Il est vrai que je le ménage sacrément depuis cette triste aventure dont il fut la victime il n'y a pas si longtemps que cela. Rien que d'en parler, j'en frissonne encore !
Avant tout je dois vous dire que mon dos et moi, c'est une longue histoire, une amitié solide que rien n'a jamais pu détruire. Unis comme les deux doigts de la main, solidaires dans les bons comme les mauvais moments, nous avons déjà parcouru une longue route ensemble et ce n'est pas fini.
Que de bons moments lorsque nous partions en vacances, il n'y avait pas de corvée, tout était plaisir, l'aventure ne nous faisait pas peur, les amours sportives non plus.
On peut dire que nous étions jeunes et insouciants tandis que le temps agissait en sourdine.
Mon dos avait cependant un point faible, il ne savait pas dire non.

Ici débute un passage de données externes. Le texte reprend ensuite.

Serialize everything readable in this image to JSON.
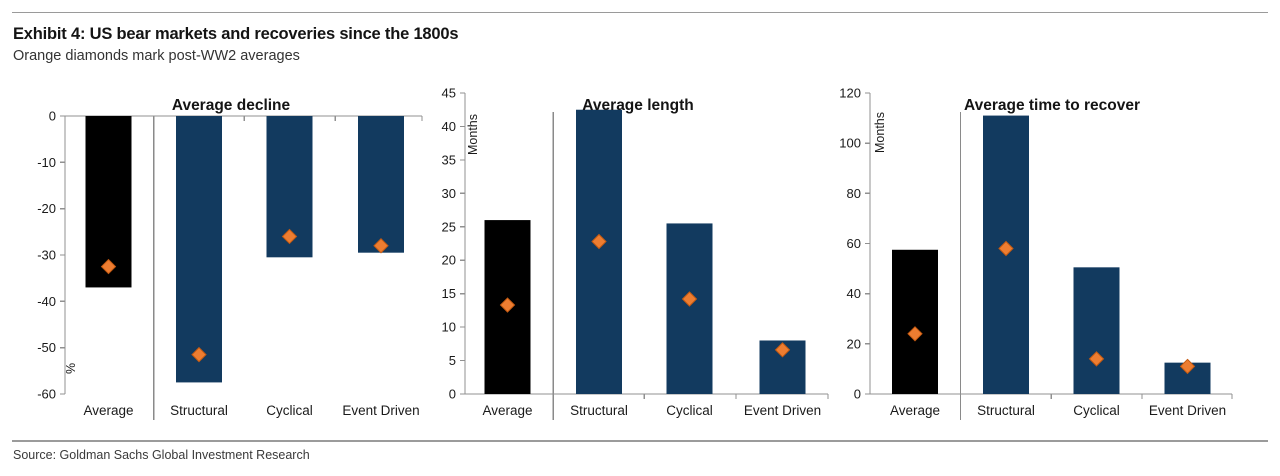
{
  "header": {
    "title": "Exhibit 4: US bear markets and recoveries since the 1800s",
    "subtitle": "Orange diamonds mark post-WW2 averages"
  },
  "footer": {
    "source": "Source: Goldman Sachs Global Investment Research"
  },
  "colors": {
    "average_bar": "#000000",
    "regime_bar": "#123A5F",
    "diamond_fill": "#ED7D31",
    "diamond_edge": "#C55A11",
    "axis_line": "#909090",
    "separator_line": "#8a8a8a",
    "label_text": "#1a1a1a",
    "title_text": "#141414"
  },
  "chart_data": [
    {
      "type": "bar",
      "title": "Average decline",
      "unit_label": "%",
      "unit_label_position": "bottom",
      "categories": [
        "Average",
        "Structural",
        "Cyclical",
        "Event Driven"
      ],
      "bars": [
        -37,
        -57.5,
        -30.5,
        -29.5
      ],
      "post_ww2_diamonds": [
        -32.5,
        -51.5,
        -26,
        -28
      ],
      "bar_colors": [
        "#000000",
        "#123A5F",
        "#123A5F",
        "#123A5F"
      ],
      "ylim": [
        -60,
        0
      ],
      "ytick_step": 10,
      "grid": false,
      "legend": "none"
    },
    {
      "type": "bar",
      "title": "Average length",
      "unit_label": "Months",
      "unit_label_position": "top",
      "categories": [
        "Average",
        "Structural",
        "Cyclical",
        "Event Driven"
      ],
      "bars": [
        26,
        42.5,
        25.5,
        8
      ],
      "post_ww2_diamonds": [
        13.3,
        22.8,
        14.2,
        6.6
      ],
      "bar_colors": [
        "#000000",
        "#123A5F",
        "#123A5F",
        "#123A5F"
      ],
      "ylim": [
        0,
        45
      ],
      "ytick_step": 5,
      "grid": false,
      "legend": "none"
    },
    {
      "type": "bar",
      "title": "Average time to recover",
      "unit_label": "Months",
      "unit_label_position": "top",
      "categories": [
        "Average",
        "Structural",
        "Cyclical",
        "Event Driven"
      ],
      "bars": [
        57.5,
        111,
        50.5,
        12.5
      ],
      "post_ww2_diamonds": [
        24,
        58,
        14,
        11
      ],
      "bar_colors": [
        "#000000",
        "#123A5F",
        "#123A5F",
        "#123A5F"
      ],
      "ylim": [
        0,
        120
      ],
      "ytick_step": 20,
      "grid": false,
      "legend": "none"
    }
  ]
}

Toujours serviable, prêt à rendre service, il était souvent sollicité. Il ne refusait jamais, donnant le maximum pour aider un voisin, un ami en détresse. On lui demandait toujours plus, profitant et abusant de sa bonté naturelle. Petit à petit, il en vint à être le seul à faire le sale boulot, à faire les corvées que personne ne voulait.

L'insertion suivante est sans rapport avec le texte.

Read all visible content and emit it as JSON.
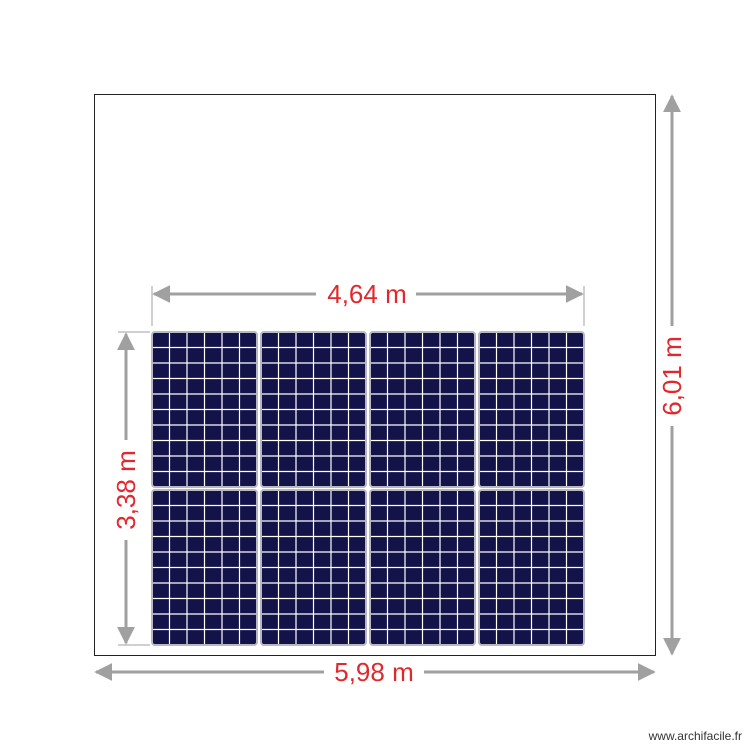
{
  "dimensions": {
    "total_width": "5,98 m",
    "total_height": "6,01 m",
    "array_width": "4,64 m",
    "array_height": "3,38 m"
  },
  "panels": {
    "rows": 2,
    "columns": 4,
    "cell_columns": 6,
    "cell_rows": 10
  },
  "colors": {
    "dimension_text": "#e0282e",
    "arrow": "#a0a0a0",
    "panel": "#13134a",
    "panel_frame": "#b8b8c4"
  },
  "watermark": "www.archifacile.fr"
}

Jamais un mot plus haut que l'autre, il acceptait tout, proposant même ses services alors qu'on ne lui demandait rien, et refusant même l'aide qu'on pouvait lui apporter sous prétexte qu'il ne voulait pas déranger. Fort et serviable, il s'était fait beaucoup d'amis.
Le bonheur à l'état pur !
Or un jour, alors qu'il rendait service une fois encore, un cas difficile, qui demandait son habileté et sa force, une manoeuvre très complexe que seul un dos comme lui pouvait effectuer, on frôla la catastrophe.
Fatigué d'une journée bien remplie, il ne refusa pourtant pas cette dernière tâche.

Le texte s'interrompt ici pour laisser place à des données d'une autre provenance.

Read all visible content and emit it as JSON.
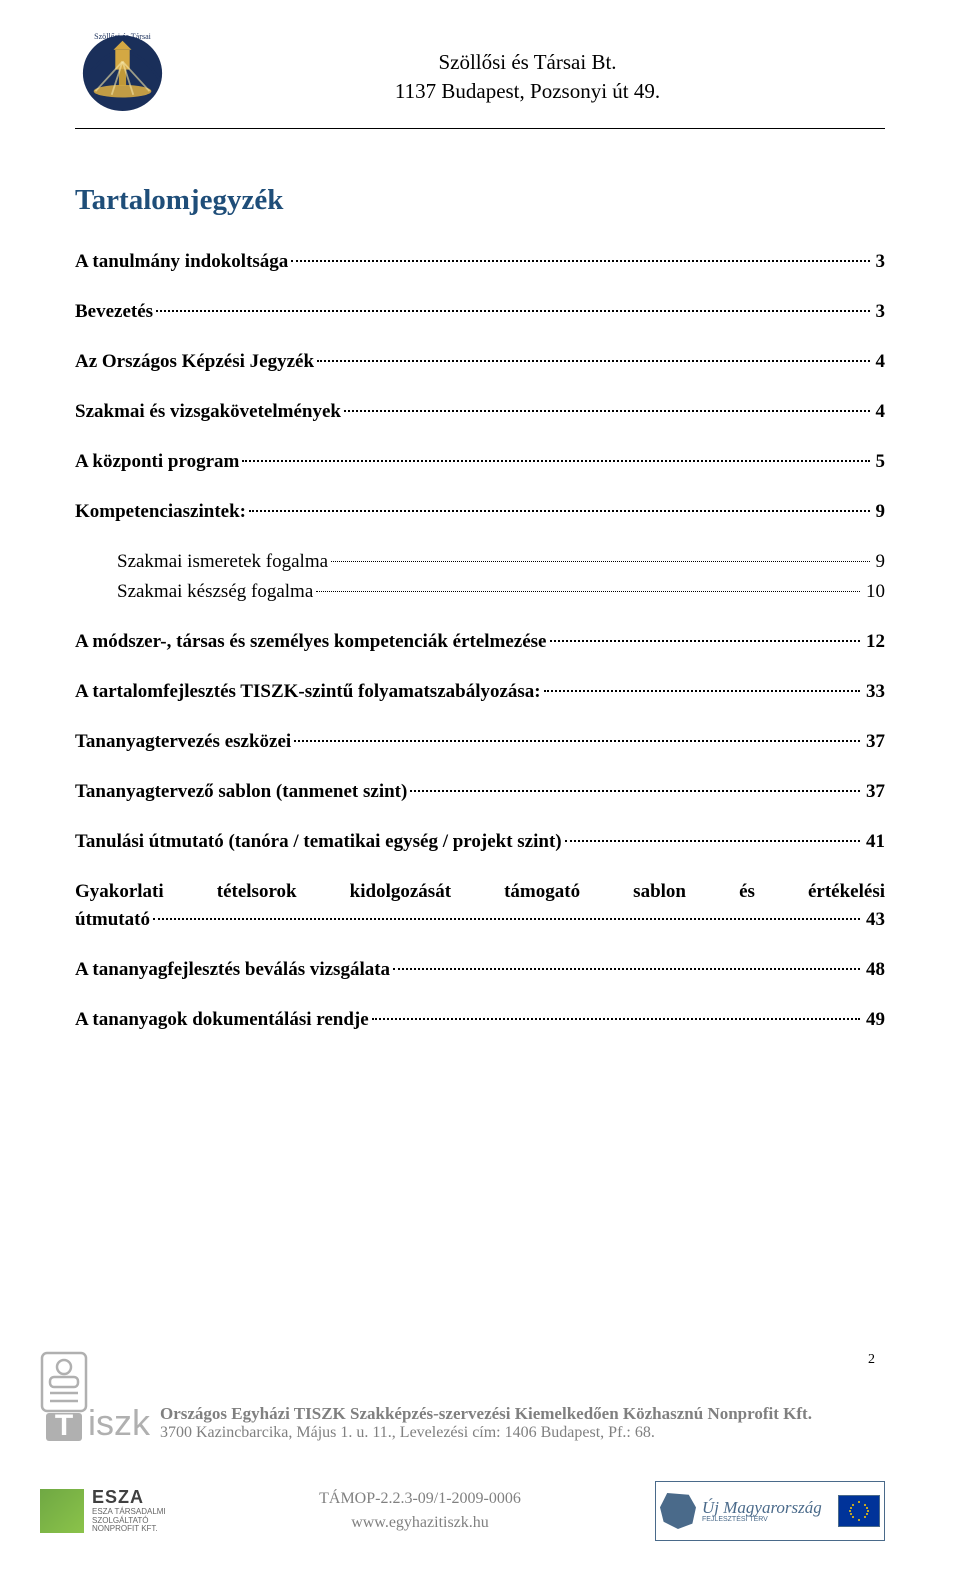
{
  "header": {
    "company_name": "Szöllősi és Társai Bt.",
    "address": "1137 Budapest, Pozsonyi út 49."
  },
  "toc": {
    "title": "Tartalomjegyzék",
    "entries": [
      {
        "label": "A tanulmány indokoltsága",
        "page": "3",
        "type": "main"
      },
      {
        "label": "Bevezetés",
        "page": "3",
        "type": "main"
      },
      {
        "label": "Az Országos Képzési Jegyzék",
        "page": "4",
        "type": "main"
      },
      {
        "label": "Szakmai és vizsgakövetelmények",
        "page": "4",
        "type": "main"
      },
      {
        "label": "A központi program",
        "page": "5",
        "type": "main"
      },
      {
        "label": "Kompetenciaszintek:",
        "page": "9",
        "type": "main"
      },
      {
        "label": "Szakmai ismeretek fogalma",
        "page": "9",
        "type": "sub"
      },
      {
        "label": "Szakmai készség fogalma",
        "page": "10",
        "type": "sub-last"
      },
      {
        "label": "A módszer-, társas és személyes kompetenciák értelmezése",
        "page": "12",
        "type": "main"
      },
      {
        "label": "A tartalomfejlesztés TISZK-szintű folyamatszabályozása:",
        "page": "33",
        "type": "main"
      },
      {
        "label": "Tananyagtervezés eszközei",
        "page": "37",
        "type": "main"
      },
      {
        "label": "Tananyagtervező sablon (tanmenet szint)",
        "page": "37",
        "type": "main"
      },
      {
        "label": "Tanulási útmutató (tanóra / tematikai egység / projekt szint)",
        "page": "41",
        "type": "main"
      },
      {
        "label_line1": "Gyakorlati tételsorok kidolgozását támogató sablon és értékelési",
        "label_line2": "útmutató",
        "page": "43",
        "type": "multi"
      },
      {
        "label": "A tananyagfejlesztés beválás vizsgálata",
        "page": "48",
        "type": "main"
      },
      {
        "label": "A tananyagok dokumentálási rendje",
        "page": "49",
        "type": "main"
      }
    ]
  },
  "page_number": "2",
  "footer": {
    "org_name": "Országos Egyházi TISZK Szakképzés-szervezési Kiemelkedően Közhasznú Nonprofit Kft.",
    "org_address": "3700 Kazincbarcika, Május 1. u. 11., Levelezési cím: 1406 Budapest, Pf.: 68.",
    "project_code": "TÁMOP-2.2.3-09/1-2009-0006",
    "website": "www.egyhazitiszk.hu",
    "esza_label": "ESZA",
    "esza_sub": "ESZA TÁRSADALMI SZOLGÁLTATÓ\nNONPROFIT KFT.",
    "uj_mo_text": "Új Magyarország",
    "uj_mo_sub": "FEJLESZTÉSI TERV"
  },
  "colors": {
    "title_color": "#1f4e79",
    "text_color": "#000000",
    "footer_gray": "#808080",
    "logo_navy": "#1a2f5a",
    "logo_gold": "#d4a843",
    "esza_green": "#6fa843",
    "umo_blue": "#4a6a8a",
    "eu_blue": "#003399",
    "eu_gold": "#ffcc00"
  }
}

Mais au moment le plus critique, ses forces le lâchèrent et il se mit dans une position telle qu'il ne put plus bouger. C'est à peine s 'il pouvait encore respirer tant la douleur était forte.
Les jambes aussi faisaient une drôle de tête, car chaque fois qu'elles faisaient mine de bouger pour le remettre sur pieds, la douleur lançait ses aiguilles dans ce pauvre dos en compote.
Alors on fit venir le Docteur, et celui-ci, l'ausculta, palpa chaque vertèbre, tâta les muscles, tout contracturés et durs comme du béton, et cet homme de médecine qui n'avait pas encore prononcé un mot lui dit avec gravité qu'il devait absolument se reposer et ne plus jouer au dur car il allait y laisser des plumes. Alors il se mit à pleurer.
Tous ses amis seraient déçus, il ne pourrait plus les aider... Comment allaient-ils le prendre ?
A notre grande surprise, ses amis se sont réunis, réfléchissant tous à la façon dont ils pourraient l'aider. Et des tas d'idées sont arrivées, se bousculant dans leur tête. Les uns décidèrent que le dos devait définitivement arrêter de travailler. Ils le mettaient en quelque sorte en vacances. D'autres décidèrent que les jambes pourraient prendre le relais, avec un peu d'entraînement elles deviendraient souples et fortes. Les muscles du ventre proposèrent leur aide pour aider le dos à se maintenir correctement et, de fil en aiguille, chacun apporta sa petite contribution. Finalement, le travail fut bien réparti et le dos pourrait vaquer à ses loisirs tout en restant proche de ses amis.
Une longue convalescence suivit cet épisode douloureux, et ce fut une période enrichissante pendant laquelle chacun prit conscience des risques que l'on aurait pu éviter,si on avait pris la peine de réfléchir ensemble bien avant ce regrettable accident.
Et c'est ainsi qu'après avoir changé définitivement ses habitudes, mon dos retrouva le bonheur d'une vie saine et équilibrée.